Estonia

(a) What is the NIS2 implementation status?

The state of implementation of the NIS2 Directive is the same as in November. The Estonian Ministry of Economic Affairs and Communications (EMEAC) is still in the process of drafting legislation to transpose NIS2 into national law. So far, still no preview of the draft legislation has been published. Although Member States have to transpose the Directive into national law by 17 October 2024, the Commission is still in the process of preparing the NIS2 proposal.

(b) What is the envisaged NIS2 implementation timeline?

The EMEAC intends to publish the Act amending the Cybersecurity Act and other Acts, draft regulation transposing Directive (EU)2022/2555 (14 December 2022) in April 2024. The Act should enter into force from 18 October 2024.

(c) What does the NIS2 mean for other national cybersecurity legislation?

Estonia has already introduced quite extensive cybersecurity provisions under its 2018 Cybersecurity Act, which has been amended in 2022 and will be amended with the provisions that NIS2 sets forth.

The 2018 Act already provides for a duty to analyse threats posed to network or information systems and adopt apposite technical and/or organisational measures to prevent such threats from materialising. The Act also sets out an obligation to notify the competent authority of cyber incidents immediately but no later than within 24 hours. The amendments made in 2022 modernise the legal framework for information security and emphasise the approach already introduced to implement information security in a holistic and institution-wide manner, covering all network and information systems. It follows changes related to risk management and incident reporting will likely be rather nominal in Estonia.

At present, we cannot determine for certain what effect the introduction of NIS2 will have on other national cybersecurity legislation, since the domestic implementing act has not yet been published.

(d) Who will be the supervisory authority and how are they preparing the market?

The supervisory authority will be the Estonian Information System Authority, which falls under the competence of the EMEAC.

In preparing the draft legislation transposing NIS2 into domestic law, the EMEAC has already carried out one round of public consultation in June 2023, asking interested parties to provide their perspectives on the upcoming amendments. The EMEAC has completed rounds of consultation. The EMEAC has collected proposals from various national institutions, including the National Security and Defence Coordination Unit.

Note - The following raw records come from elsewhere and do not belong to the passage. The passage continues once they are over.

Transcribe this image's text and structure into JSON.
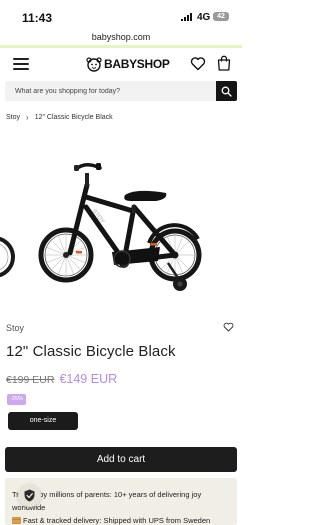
{
  "status_bar": {
    "time": "11:43",
    "network": "4G",
    "battery": "42"
  },
  "browser": {
    "url": "babyshop.com"
  },
  "header": {
    "logo_text": "BABYSHOP"
  },
  "search": {
    "placeholder": "What are you shopping for today?"
  },
  "breadcrumb": {
    "items": [
      "Stoy",
      "12\" Classic Bicycle Black"
    ]
  },
  "product": {
    "brand": "Stoy",
    "title": "12\" Classic Bicycle Black",
    "old_price": "€199 EUR",
    "new_price": "€149 EUR",
    "discount": "-25%",
    "size": "one-size",
    "add_to_cart": "Add to cart"
  },
  "usps": {
    "line1": "Trusted by millions of parents: 10+ years of delivering joy worldwide",
    "line2": "Fast & tracked delivery: Shipped with UPS from Sweden"
  },
  "colors": {
    "price_accent": "#b88ae4",
    "discount_badge": "#cda8ee",
    "button": "#1d1d1d",
    "accent_line": "#e4f5c2",
    "usp_background": "#f1eee6"
  },
  "icons": [
    "signal-icon",
    "menu-icon",
    "logo-baby-icon",
    "heart-icon",
    "shopping-bag-icon",
    "search-icon",
    "chevron-right-icon",
    "wishlist-heart-icon",
    "shield-check-icon",
    "delivery-box-icon"
  ]
}
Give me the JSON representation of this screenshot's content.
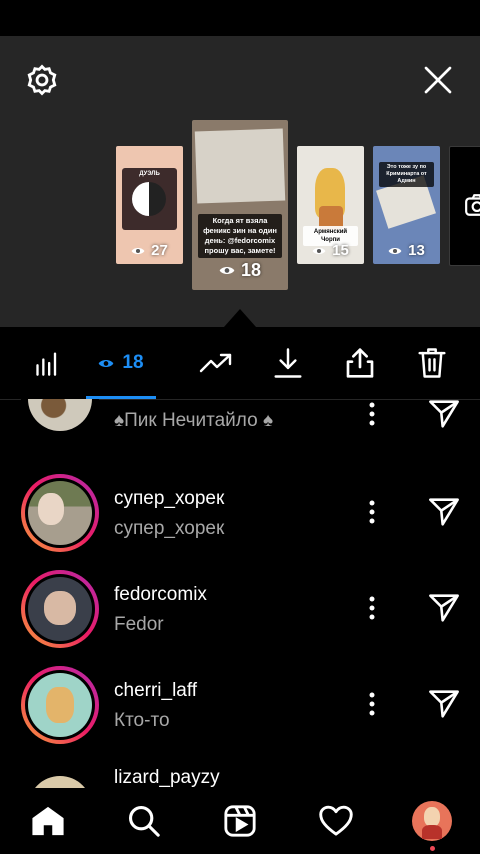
{
  "thumbnails": [
    {
      "views": "27",
      "label": "ДУЭЛЬ"
    },
    {
      "views": "18",
      "caption": "Когда ят взяла феникс зин на один день: @fedorcomix прошу вас, заметe!"
    },
    {
      "views": "15",
      "caption": "Армянский Чорпи"
    },
    {
      "views": "13",
      "caption": "Это тоже зу по Криминарта от Админ"
    }
  ],
  "toolbar": {
    "viewers_count": "18"
  },
  "viewers": [
    {
      "username": "",
      "full_name": "♠Пик Нечитайло ♠"
    },
    {
      "username": "супер_хорек",
      "full_name": "супер_хорек"
    },
    {
      "username": "fedorcomix",
      "full_name": "Fedor"
    },
    {
      "username": "cherri_laff",
      "full_name": "Кто-то"
    },
    {
      "username": "lizard_payzy",
      "full_name": ""
    }
  ],
  "icons": {
    "settings": "gear-icon",
    "close": "close-icon",
    "insights": "bar-chart-icon",
    "views": "eye-icon",
    "promote": "trending-up-icon",
    "download": "download-icon",
    "share": "share-icon",
    "delete": "trash-icon",
    "more": "more-vertical-icon",
    "send": "send-icon"
  },
  "colors": {
    "accent": "#1d8ef5",
    "panel": "#262626",
    "secondary_text": "#a8a8a8",
    "notification_dot": "#ed4956"
  }
}
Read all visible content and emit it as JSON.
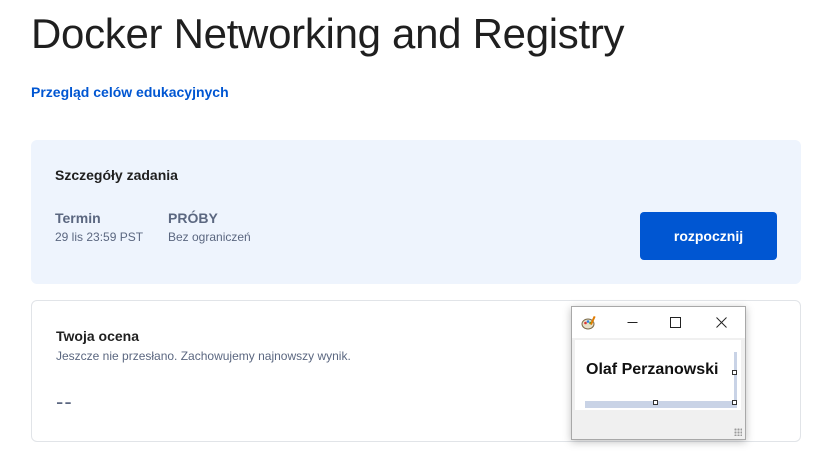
{
  "page": {
    "title": "Docker Networking and Registry",
    "overview_link": "Przegląd celów edukacyjnych"
  },
  "assignment_details": {
    "heading": "Szczegóły zadania",
    "due": {
      "label": "Termin",
      "value": "29 lis 23:59 PST"
    },
    "attempts": {
      "label": "PRÓBY",
      "value": "Bez ograniczeń"
    },
    "start_button": "rozpocznij"
  },
  "grade": {
    "heading": "Twoja ocena",
    "status": "Jeszcze nie przesłano. Zachowujemy najnowszy wynik.",
    "value": "--"
  },
  "mini_window": {
    "label_text": "Olaf Perzanowski",
    "icon": "paint-palette-icon",
    "buttons": {
      "minimize": "—",
      "maximize": "☐",
      "close": "✕"
    }
  },
  "colors": {
    "accent": "#0056d2",
    "details_bg": "#eef4fd",
    "muted_text": "#5b6780"
  }
}
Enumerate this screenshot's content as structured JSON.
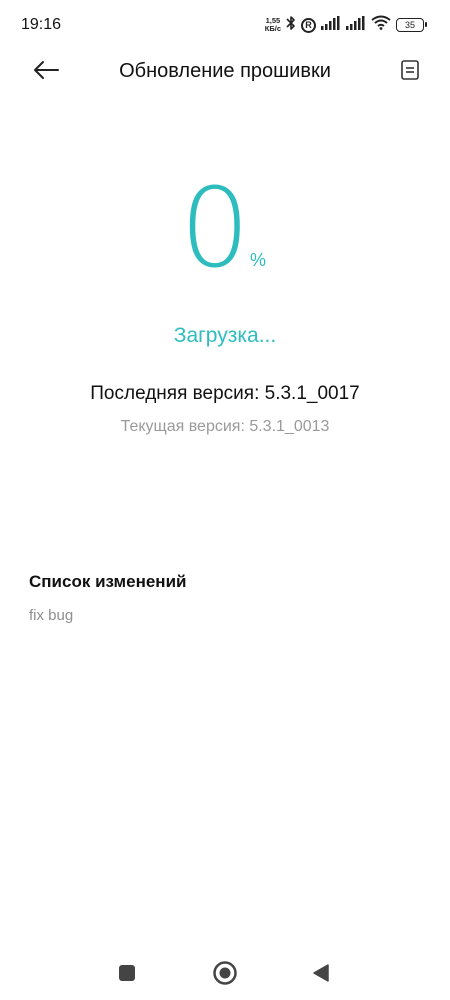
{
  "status_bar": {
    "time": "19:16",
    "speed_value": "1,55",
    "speed_unit": "КБ/с",
    "r_badge": "R",
    "battery": "35",
    "icons": [
      "bluetooth-icon",
      "roaming-icon",
      "signal-icon",
      "signal-icon",
      "wifi-icon",
      "battery-icon"
    ]
  },
  "app_bar": {
    "title": "Обновление прошивки",
    "back_icon": "arrow-left-icon",
    "log_icon": "document-icon"
  },
  "progress": {
    "value": "0",
    "unit": "%",
    "state": "Загрузка..."
  },
  "versions": {
    "latest": "Последняя версия: 5.3.1_0017",
    "current": "Текущая версия: 5.3.1_0013"
  },
  "changelog": {
    "title": "Список изменений",
    "items": [
      "fix bug"
    ]
  },
  "colors": {
    "accent": "#2ebdbe",
    "text_primary": "#111111",
    "text_secondary": "#9a9a9a"
  },
  "nav_bar": {
    "icons": [
      "square-icon",
      "circle-icon",
      "triangle-back-icon"
    ]
  }
}
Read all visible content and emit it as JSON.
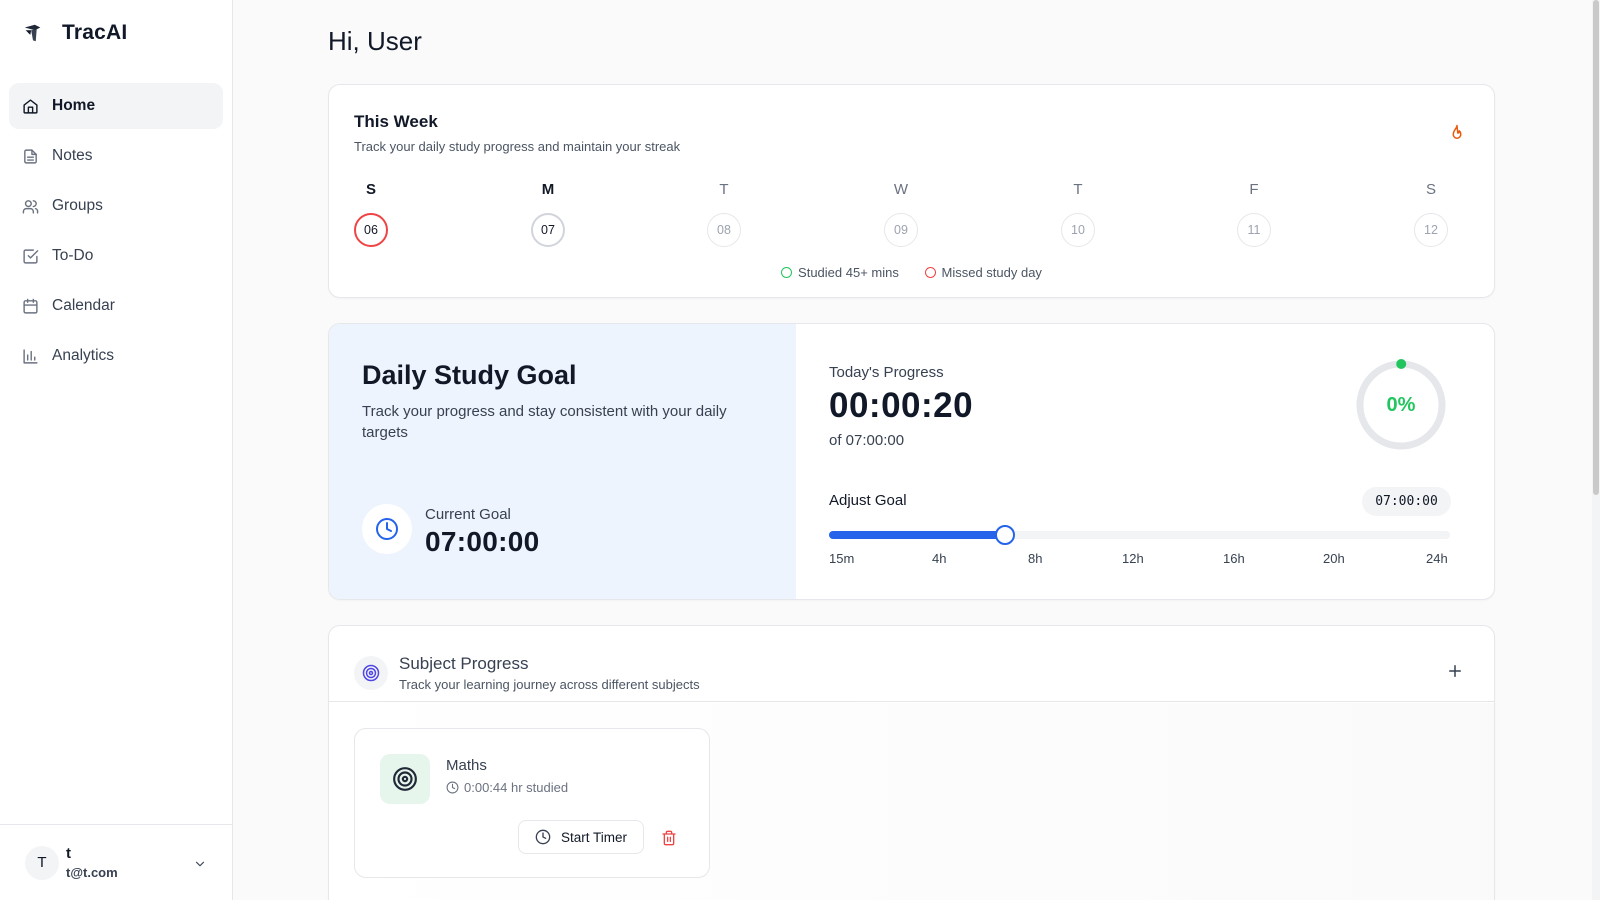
{
  "app": {
    "name": "TracAI"
  },
  "sidebar": {
    "items": [
      {
        "label": "Home",
        "icon": "home-icon",
        "active": true
      },
      {
        "label": "Notes",
        "icon": "notes-icon"
      },
      {
        "label": "Groups",
        "icon": "users-icon"
      },
      {
        "label": "To-Do",
        "icon": "check-square-icon"
      },
      {
        "label": "Calendar",
        "icon": "calendar-icon"
      },
      {
        "label": "Analytics",
        "icon": "bar-chart-icon"
      }
    ],
    "user": {
      "initial": "T",
      "name": "t",
      "email": "t@t.com"
    }
  },
  "main": {
    "greeting": "Hi, User",
    "week": {
      "title": "This Week",
      "subtitle": "Track your daily study progress and maintain your streak",
      "days": [
        {
          "letter": "S",
          "date": "06",
          "status": "missed"
        },
        {
          "letter": "M",
          "date": "07",
          "status": "today"
        },
        {
          "letter": "T",
          "date": "08",
          "status": "future"
        },
        {
          "letter": "W",
          "date": "09",
          "status": "future"
        },
        {
          "letter": "T",
          "date": "10",
          "status": "future"
        },
        {
          "letter": "F",
          "date": "11",
          "status": "future"
        },
        {
          "letter": "S",
          "date": "12",
          "status": "future"
        }
      ],
      "legend": {
        "studied": "Studied 45+ mins",
        "missed": "Missed study day"
      }
    },
    "goal": {
      "title": "Daily Study Goal",
      "description": "Track your progress and stay consistent with your daily targets",
      "current_label": "Current Goal",
      "current_value": "07:00:00",
      "progress_label": "Today's Progress",
      "progress_value": "00:00:20",
      "progress_of": "of 07:00:00",
      "progress_percent_text": "0%",
      "progress_fraction": 0.0008,
      "adjust_label": "Adjust Goal",
      "adjust_value": "07:00:00",
      "slider_value_hours": 7,
      "slider_min_hours": 0.25,
      "slider_max_hours": 24,
      "ticks": [
        "15m",
        "4h",
        "8h",
        "12h",
        "16h",
        "20h",
        "24h"
      ]
    },
    "subjects": {
      "title": "Subject Progress",
      "subtitle": "Track your learning journey across different subjects",
      "items": [
        {
          "name": "Maths",
          "studied": "0:00:44 hr studied",
          "timer_label": "Start Timer"
        }
      ]
    }
  },
  "colors": {
    "accent": "#2563eb",
    "success": "#22c55e",
    "danger": "#ef4444",
    "goal_panel_bg": "#eef4fd"
  }
}
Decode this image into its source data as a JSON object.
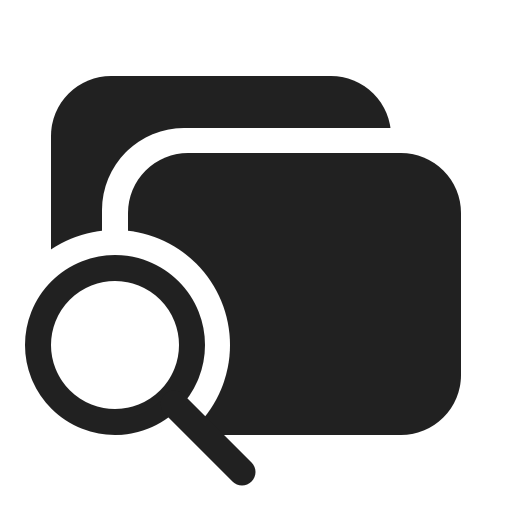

The National Security and Defence Coordination Unit suggests that information sharing on NIS2 is an area of concern. Article 22 of NIS2 creates a reporting obligation for sectors under the NIS2 scope. ENISA will create and operate a register of entities and competent authorities’ access. However, the sharing of information has so far not been harmonised across the EU Member States. The Authority also proposed to apply an all-hazards approach under Directive (EU) 2022/2555, which covers the continuous operation of network and information systems and their physical components and the physical environment. Estonia expressed reporting of cyber incidents should therefore remain a matter of cooperation between the competent national authorities of the Member States.

A cybersecurity conference was also organised in Estonia to prepare the market, focusing on changes to cybersecurity requirements facing Estonian businesses.

(e) What should you be doing/on the lookout for?

As the NIS2 Directive provides only a minimum standard of cybersecurity, we advise clients to keep a close eye on what further changes the Estonian legislator may propose on its own initiative. More information on the NIS2 implementation process will be available in a few months’ time, in April 2024 at the latest.